Patients were assigned to venetoclax once daily with the weekly dose increasing from 20 mg to 400 mg during a 5-week period. Patients were continued on the 400-mg dose until disease progression or drug discontinuation. In addition, all patients underwent tumor lysis syndrome prophylaxis.
The primary objective of the study was overall response rate, which was determined by both independent review committee and the investigators.
The efficacy analyses took place at 36 weeks of treatment. The median time on study was 12.1 months.
The overall response rate as assessed by independent review was 79.4% (95% confidence interval [CI], 70.5%–86.6%). Among the responders, 7.5% achieved complete response and 2.8% achieved nodular partial response. In addition, among the 69.2% of patients who had a partial response and the 20.6% with no response, 17 patients (15.9%) had no morphologic evidence of disease in bone marrow. Of all responders, 84.7% maintained their response at 12 months.
Minimal residual disease was assessed in 45 patients. The researchers noted that 18 patients-or about one in five of the responders-had no detectable minimal residual disease in the peripheral blood and 6 patients had none in the bone marrow.
The researchers also analyzed the change in absolute lymphocyte count from baseline to best response. They found that 4 of the 87 patients with baseline lymphocytosis did not normalize their count to less than 4 x 109. The median time to normalization was 22 days.
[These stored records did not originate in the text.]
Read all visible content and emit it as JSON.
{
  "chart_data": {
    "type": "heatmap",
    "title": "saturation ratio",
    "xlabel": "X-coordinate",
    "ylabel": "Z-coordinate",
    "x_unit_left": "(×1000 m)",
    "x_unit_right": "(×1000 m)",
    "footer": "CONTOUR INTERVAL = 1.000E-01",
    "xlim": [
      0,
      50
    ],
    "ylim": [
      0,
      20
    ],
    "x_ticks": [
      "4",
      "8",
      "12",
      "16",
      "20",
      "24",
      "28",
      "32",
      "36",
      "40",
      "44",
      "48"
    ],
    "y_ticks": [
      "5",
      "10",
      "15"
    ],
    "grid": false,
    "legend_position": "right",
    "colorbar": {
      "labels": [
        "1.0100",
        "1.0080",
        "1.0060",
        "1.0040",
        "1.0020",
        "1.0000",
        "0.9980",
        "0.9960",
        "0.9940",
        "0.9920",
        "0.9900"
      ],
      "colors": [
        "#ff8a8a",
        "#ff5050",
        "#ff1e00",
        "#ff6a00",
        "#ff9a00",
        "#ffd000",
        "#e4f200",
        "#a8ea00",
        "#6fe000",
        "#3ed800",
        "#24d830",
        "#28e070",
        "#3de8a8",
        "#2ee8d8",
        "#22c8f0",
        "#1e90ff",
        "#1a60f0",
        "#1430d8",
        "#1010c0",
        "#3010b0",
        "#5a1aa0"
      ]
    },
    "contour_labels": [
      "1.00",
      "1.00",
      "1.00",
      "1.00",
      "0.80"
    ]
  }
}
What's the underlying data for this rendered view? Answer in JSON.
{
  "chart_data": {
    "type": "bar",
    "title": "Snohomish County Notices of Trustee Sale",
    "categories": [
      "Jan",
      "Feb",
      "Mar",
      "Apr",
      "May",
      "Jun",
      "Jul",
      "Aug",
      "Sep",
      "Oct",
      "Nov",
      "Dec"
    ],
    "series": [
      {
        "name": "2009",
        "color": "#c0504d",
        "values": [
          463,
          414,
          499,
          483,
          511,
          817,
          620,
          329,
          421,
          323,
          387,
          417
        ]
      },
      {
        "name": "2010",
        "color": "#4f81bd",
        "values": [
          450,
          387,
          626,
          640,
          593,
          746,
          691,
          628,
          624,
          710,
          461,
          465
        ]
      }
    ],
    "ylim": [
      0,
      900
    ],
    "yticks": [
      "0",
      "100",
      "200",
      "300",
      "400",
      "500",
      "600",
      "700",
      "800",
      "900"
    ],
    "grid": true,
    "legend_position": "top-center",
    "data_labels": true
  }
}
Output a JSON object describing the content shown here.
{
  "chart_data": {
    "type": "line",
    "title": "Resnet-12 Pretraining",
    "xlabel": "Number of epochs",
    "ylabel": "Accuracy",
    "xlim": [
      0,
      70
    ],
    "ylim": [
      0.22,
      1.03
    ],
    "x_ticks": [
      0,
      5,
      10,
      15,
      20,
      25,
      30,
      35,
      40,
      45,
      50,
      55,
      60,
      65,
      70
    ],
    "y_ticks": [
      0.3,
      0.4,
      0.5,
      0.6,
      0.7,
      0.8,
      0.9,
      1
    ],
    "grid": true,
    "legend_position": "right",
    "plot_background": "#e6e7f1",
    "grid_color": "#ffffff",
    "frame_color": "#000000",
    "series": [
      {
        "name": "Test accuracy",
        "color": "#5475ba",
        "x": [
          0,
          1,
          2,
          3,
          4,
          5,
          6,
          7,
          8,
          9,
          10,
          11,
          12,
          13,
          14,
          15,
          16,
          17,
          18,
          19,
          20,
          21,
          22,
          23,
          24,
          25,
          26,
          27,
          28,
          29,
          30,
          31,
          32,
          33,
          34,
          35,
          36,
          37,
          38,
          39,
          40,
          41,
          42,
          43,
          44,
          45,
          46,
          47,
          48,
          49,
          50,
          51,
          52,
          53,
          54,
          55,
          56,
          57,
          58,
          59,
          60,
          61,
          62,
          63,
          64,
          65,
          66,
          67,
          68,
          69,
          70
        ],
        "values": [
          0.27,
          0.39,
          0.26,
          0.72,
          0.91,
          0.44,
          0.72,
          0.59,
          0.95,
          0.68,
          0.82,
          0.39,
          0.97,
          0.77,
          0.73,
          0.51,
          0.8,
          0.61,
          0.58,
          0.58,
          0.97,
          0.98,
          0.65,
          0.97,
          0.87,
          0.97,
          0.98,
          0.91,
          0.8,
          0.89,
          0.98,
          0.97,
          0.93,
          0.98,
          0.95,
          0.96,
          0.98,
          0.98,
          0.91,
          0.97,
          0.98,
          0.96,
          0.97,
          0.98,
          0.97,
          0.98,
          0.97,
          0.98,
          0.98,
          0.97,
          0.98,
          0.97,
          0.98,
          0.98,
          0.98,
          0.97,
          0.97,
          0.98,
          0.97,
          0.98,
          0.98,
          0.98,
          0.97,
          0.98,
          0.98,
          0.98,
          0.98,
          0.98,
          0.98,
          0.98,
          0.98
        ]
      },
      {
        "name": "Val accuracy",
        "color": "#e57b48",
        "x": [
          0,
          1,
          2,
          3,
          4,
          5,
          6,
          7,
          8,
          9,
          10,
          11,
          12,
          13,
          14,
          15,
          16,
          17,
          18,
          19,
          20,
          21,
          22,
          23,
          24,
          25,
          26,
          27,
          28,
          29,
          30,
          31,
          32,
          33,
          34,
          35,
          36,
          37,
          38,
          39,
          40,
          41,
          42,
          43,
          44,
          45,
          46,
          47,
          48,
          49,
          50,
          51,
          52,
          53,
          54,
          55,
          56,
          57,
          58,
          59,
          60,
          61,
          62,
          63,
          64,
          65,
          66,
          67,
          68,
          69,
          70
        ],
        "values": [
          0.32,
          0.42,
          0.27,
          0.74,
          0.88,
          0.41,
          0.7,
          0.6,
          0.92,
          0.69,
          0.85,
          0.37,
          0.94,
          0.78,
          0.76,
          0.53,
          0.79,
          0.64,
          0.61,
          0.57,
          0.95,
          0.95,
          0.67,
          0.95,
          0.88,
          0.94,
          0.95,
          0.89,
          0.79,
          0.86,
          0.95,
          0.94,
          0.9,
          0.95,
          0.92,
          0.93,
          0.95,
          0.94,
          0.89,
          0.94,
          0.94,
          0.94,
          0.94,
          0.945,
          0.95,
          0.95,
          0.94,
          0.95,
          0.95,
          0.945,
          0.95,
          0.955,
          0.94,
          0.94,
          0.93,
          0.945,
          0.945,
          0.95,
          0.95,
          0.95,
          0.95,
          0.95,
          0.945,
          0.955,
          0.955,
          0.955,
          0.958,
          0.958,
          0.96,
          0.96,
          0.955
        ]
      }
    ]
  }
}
According to Stilgenbauer, patients had a very rapid time to response. The median time to first response was 0.8 months, and the median time to complete response was 8.2 months.
The safety analysis showed the grade 3/4 neutropenia was observed in 40% of patients. Stilgenbauer noted that this rate was not surprising in patients who had undergone multiple lines of prior treatment. Eleven deaths occurred; seven were due to progressive disease and four due to adverse events.
Based on the results of this analysis, Stilgenbauer said that venetoclax is an attractive component to novel combinations or sequencing with other agents in the treatment of patients with CLL with 17p deletions.